По виткам рога и уже в узкой части его возвысились бывшие централы, а теперь специзоляторы, к началу 37-го года. Выдавливалась уже последняя слабина, уже последние остатки воздуха и света. И голодовка проредевших и усталых социалистов в штрафном Ярославском изоляторе в начале 37-го года была из последних отчаянных попыток.

Они еще требовали всего, как прежде — и старостата, и свободного общения камер, они требовали, но вряд ли уже надеялись и сами. Пятнадцатидневным голоданием, хоть и законченным кормежкой через кишку, они как будто отстояли какие-то части своего режима: часовую прогулку, областную газету, тетради для записи. Это они отстояли, но тут же отбирали у них собственные вещи и швыряли им единую арестантскую форму специзолятора. И немного прошло еще — отрезали полчаса прогулки. А потом отрезали еще пятнадцать минут.

Это были все одни и те же люди, протягиваемые сковозь череду тюрем и ссылок по правилам Большого Пасьянса. Кто из них десять, кто уже и пятнадцать лет не знал обычной человеческой жизни, и лишь худую тюремную еду да голодовки. Не все еще умерли те, кто до революции привык побеждать тюремщиков. Однако, тогда они шли в союзе со Временем и против слабнущего врага. А теперь против них в союзе были и Время и крепнущий враг. Были среди них и молодые (нам странно это сейчас) — те, кто осознали себя эсерами, эсдеками или анархистами уже после того, как сами партии были разгромлены, не существовали больше — и новопоступленцам предстояло только сидеть в тюрьмах.

Вкруг всей тюремной борьбы социалистов, что ни год то безнадежней, одиночество отсасывалось до вакуума. Это не было так, как при царе: только бы двери тюремные распахнуть — и общество закидает цветами. Они разворачивали газеты и видели, как обливают их бранью, даже помоями (ведь именно социалисты казались Сталину самыми опасными для его социализма) — а народ молчал, и по чему можно было осмелиться подумать, что он сочувствует тем, за кого не так давно голосовал в Учредительное собрание? А вот газеты перестали браниться — настолько уже неопасными, незначащими, даже несуществующими считались русские социалисты.

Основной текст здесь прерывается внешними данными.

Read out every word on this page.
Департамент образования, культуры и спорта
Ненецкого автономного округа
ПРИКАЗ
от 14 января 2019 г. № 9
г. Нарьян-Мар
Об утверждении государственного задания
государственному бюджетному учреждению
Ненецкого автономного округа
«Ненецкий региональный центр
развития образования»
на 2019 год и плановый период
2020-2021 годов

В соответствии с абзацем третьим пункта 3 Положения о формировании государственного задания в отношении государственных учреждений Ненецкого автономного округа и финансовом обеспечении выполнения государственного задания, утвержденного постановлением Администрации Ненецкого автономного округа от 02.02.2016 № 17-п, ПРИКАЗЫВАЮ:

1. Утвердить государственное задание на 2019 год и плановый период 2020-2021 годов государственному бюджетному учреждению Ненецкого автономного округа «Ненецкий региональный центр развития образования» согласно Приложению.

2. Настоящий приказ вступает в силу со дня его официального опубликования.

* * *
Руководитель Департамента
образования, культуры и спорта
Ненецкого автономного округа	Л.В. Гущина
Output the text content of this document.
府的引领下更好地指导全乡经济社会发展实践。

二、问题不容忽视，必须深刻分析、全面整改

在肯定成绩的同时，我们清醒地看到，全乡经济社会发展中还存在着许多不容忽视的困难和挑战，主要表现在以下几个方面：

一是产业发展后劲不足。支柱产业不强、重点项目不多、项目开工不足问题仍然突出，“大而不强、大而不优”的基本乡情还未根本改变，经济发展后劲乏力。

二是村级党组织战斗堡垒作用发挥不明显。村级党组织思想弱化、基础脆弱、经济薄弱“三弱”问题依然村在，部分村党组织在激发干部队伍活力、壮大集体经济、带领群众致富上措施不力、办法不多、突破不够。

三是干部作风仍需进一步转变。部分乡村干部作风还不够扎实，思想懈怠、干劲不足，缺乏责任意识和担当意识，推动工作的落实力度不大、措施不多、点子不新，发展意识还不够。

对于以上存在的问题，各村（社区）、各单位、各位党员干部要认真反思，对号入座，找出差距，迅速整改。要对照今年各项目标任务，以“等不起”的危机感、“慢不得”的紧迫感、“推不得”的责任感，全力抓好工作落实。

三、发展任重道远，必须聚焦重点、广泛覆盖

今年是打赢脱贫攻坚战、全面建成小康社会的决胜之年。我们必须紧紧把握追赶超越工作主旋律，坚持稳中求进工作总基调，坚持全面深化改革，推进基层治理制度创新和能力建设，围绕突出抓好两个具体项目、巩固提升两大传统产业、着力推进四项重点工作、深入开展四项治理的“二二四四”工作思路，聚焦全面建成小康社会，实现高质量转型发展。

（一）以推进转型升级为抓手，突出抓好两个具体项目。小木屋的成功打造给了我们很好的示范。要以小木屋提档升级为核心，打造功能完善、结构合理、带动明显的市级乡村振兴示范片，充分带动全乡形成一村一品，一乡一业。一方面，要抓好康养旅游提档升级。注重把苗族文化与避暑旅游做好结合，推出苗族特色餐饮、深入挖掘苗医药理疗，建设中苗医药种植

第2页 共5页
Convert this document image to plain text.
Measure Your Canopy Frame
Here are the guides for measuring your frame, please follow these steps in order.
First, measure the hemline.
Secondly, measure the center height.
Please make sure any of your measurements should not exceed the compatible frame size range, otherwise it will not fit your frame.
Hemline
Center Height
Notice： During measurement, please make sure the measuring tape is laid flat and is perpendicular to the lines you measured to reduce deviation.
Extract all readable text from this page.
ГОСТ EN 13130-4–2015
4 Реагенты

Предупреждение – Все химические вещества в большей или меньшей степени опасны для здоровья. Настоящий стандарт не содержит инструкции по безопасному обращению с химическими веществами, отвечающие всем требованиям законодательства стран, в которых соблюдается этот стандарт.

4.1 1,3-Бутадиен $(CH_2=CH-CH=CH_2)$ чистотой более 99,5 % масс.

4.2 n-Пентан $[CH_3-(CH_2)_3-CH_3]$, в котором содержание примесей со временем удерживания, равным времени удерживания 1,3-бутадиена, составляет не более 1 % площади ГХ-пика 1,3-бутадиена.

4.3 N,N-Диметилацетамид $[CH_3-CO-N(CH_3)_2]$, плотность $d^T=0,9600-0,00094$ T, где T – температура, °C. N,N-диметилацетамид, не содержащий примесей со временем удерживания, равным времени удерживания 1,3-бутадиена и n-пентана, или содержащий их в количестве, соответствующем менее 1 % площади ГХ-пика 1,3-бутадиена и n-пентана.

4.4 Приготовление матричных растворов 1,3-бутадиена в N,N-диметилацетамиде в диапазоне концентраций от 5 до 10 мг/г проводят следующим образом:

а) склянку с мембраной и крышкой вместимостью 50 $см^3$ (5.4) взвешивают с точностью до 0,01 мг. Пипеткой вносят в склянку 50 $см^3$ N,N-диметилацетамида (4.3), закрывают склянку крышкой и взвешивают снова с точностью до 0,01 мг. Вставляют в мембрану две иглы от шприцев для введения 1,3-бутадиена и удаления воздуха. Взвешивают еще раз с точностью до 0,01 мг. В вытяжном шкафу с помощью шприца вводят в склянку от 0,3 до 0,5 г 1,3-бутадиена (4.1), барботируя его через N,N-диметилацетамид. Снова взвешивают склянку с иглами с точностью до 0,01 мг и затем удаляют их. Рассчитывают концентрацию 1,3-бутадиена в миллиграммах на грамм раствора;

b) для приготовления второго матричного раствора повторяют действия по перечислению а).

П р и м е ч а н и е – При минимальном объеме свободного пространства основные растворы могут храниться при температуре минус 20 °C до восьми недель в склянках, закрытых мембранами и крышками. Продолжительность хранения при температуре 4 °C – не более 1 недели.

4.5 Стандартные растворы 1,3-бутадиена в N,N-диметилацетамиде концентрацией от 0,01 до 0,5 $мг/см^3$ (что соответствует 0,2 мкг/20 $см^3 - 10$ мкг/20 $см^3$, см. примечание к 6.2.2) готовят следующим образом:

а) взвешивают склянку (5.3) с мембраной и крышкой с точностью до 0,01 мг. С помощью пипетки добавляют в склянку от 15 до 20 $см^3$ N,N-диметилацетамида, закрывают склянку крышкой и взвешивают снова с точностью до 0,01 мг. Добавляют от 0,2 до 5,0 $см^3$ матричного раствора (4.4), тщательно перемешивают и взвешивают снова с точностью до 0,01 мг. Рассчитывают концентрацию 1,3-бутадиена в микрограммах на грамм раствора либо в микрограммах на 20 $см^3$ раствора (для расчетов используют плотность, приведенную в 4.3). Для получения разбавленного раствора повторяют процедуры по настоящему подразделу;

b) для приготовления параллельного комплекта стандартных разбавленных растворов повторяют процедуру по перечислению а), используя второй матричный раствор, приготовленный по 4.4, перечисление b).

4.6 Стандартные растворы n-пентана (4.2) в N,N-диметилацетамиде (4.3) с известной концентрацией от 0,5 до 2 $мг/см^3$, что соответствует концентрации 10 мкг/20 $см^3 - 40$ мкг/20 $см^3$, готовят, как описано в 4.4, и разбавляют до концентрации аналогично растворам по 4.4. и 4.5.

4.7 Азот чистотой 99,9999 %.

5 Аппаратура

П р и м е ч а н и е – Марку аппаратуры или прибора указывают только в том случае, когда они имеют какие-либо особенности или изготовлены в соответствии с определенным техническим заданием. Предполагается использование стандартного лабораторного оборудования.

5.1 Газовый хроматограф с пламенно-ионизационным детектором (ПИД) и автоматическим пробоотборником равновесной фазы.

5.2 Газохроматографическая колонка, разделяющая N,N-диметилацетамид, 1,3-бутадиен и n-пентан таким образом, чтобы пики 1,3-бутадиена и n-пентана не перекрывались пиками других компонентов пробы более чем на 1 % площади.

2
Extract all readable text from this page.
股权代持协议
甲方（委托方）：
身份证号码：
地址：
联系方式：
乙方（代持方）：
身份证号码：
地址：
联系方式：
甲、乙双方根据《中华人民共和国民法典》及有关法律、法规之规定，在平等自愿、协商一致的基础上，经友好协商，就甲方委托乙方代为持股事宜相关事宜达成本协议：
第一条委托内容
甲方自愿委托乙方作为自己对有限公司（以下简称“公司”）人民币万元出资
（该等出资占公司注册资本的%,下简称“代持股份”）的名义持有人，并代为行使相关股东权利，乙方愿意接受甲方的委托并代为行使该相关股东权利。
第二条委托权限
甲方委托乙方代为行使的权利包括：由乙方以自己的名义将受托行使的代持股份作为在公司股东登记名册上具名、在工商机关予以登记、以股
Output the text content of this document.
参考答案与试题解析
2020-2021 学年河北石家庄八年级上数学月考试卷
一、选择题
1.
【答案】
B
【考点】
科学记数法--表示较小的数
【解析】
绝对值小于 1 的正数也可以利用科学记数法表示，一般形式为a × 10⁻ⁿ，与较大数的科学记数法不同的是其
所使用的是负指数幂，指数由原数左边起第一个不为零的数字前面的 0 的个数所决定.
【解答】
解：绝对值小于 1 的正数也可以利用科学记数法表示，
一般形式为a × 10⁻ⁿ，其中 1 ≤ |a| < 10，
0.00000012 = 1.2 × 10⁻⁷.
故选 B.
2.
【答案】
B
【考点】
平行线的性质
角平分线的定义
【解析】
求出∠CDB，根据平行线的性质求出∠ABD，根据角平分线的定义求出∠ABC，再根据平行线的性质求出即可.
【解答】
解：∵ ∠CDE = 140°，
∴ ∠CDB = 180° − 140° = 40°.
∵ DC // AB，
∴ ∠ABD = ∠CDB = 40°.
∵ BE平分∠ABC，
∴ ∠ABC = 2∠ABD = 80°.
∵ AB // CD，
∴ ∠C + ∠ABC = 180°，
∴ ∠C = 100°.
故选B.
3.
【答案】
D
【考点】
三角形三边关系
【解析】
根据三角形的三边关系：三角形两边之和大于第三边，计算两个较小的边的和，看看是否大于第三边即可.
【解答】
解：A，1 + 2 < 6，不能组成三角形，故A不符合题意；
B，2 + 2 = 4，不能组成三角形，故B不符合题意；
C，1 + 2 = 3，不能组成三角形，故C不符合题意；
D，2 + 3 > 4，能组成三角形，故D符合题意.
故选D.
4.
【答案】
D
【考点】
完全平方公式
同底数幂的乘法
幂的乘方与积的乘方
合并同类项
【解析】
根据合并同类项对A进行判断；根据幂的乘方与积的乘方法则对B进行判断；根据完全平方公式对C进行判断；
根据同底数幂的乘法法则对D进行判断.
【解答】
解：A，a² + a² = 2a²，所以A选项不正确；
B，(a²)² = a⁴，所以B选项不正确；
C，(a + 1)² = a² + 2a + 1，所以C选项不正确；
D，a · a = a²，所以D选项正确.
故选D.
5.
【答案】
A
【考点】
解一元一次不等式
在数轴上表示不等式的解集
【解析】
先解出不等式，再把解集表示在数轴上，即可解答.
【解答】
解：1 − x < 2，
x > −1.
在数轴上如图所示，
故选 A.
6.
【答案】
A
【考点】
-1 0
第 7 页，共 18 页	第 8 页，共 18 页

Уже на воле упоминали их только в прошлом и давнопрошедшем времени, молодежь и думать не могла, что еще живые где-то есть эсеры и живые меньшевики. И в череде чимкентской и чердынской ссылки, изоляторов Верхнеуральского и Владимирского — как было не дрогнуть в темной одиночке, уже с намордником, что может быть ошиблись и программа их и вожди, ошибками были и тактика и практика? И все действия свои начинали казаться сплошным бездействием. И жизнь, отданная на одни только страдания — заблуждением роковым.

Их одинокий тюремный бой был, по сути, за всех нас, будущих арестантов (хотя сами они могли и не думать так, не понимать этого), за то, как будем мы потом сидеть и содержаться. И если б они победили, то, пожалуй не было бы ничего того, что потом с нами будет, о чем эта книга, все семь ее частей.

Но они были разбиты, не отстояв ни себя, ни нас.

Сень одиночества распростерлась над ними отчасти и оттого, что в самые первые послереволюционные годы, естественно приняв от ГПУ заслуженное звание политических, они также естественно согласились с ГПУ, что все «направо» от них, < Не люблю я эти «лево» и «право»: они условны, перепрокидываются и не содержат сути.> начиная с кадетов, — не политические, а каэры, контры, навоз истории. И страдающие за Христову веру тоже получились каэры. И кто не знает ни «права», ни «лева» (а это в будущем — мы, мы все!) — тоже получатся каэры. Так отчасти вольно, отчасти невольно, обособляясь и чураясь, освятили они будущую Пятьдесят Восьмую, в ров которой и им предстояло еще ввалиться.

Предметы и действия решительно меняют свой вид в зависимости от стороны наблюдения. В этой главе мы описываем тюремное стояние социалистов с их точки зрения — и вот оно освещено трагическим чистым лучом. Но те каэры, которых политы на Соловках обходили пренебреженно, — те каэры вспоминают: «политы? Какие-то они противные были: всех презирают, сторонятся своей кучкой, все свои пайки и льготы требуют. И между собой ругаются непрестанно». — И как не почувствовать, что здесь — тоже правда? И эти бесплодные бесконечные диспуты, уже смешные. И это требование себе пайковых добавок перед толпою голодных и нищих? В советские годы почетное звание политов оказалось отравленным даром. И вдруг возникает еще такой упрек: а почему социалисты, так беззаботно бегавшие при царе — так смякли в советской тюрьме? Где их побеги? Вообще побегов было немало — но кто в них помнит социалиста?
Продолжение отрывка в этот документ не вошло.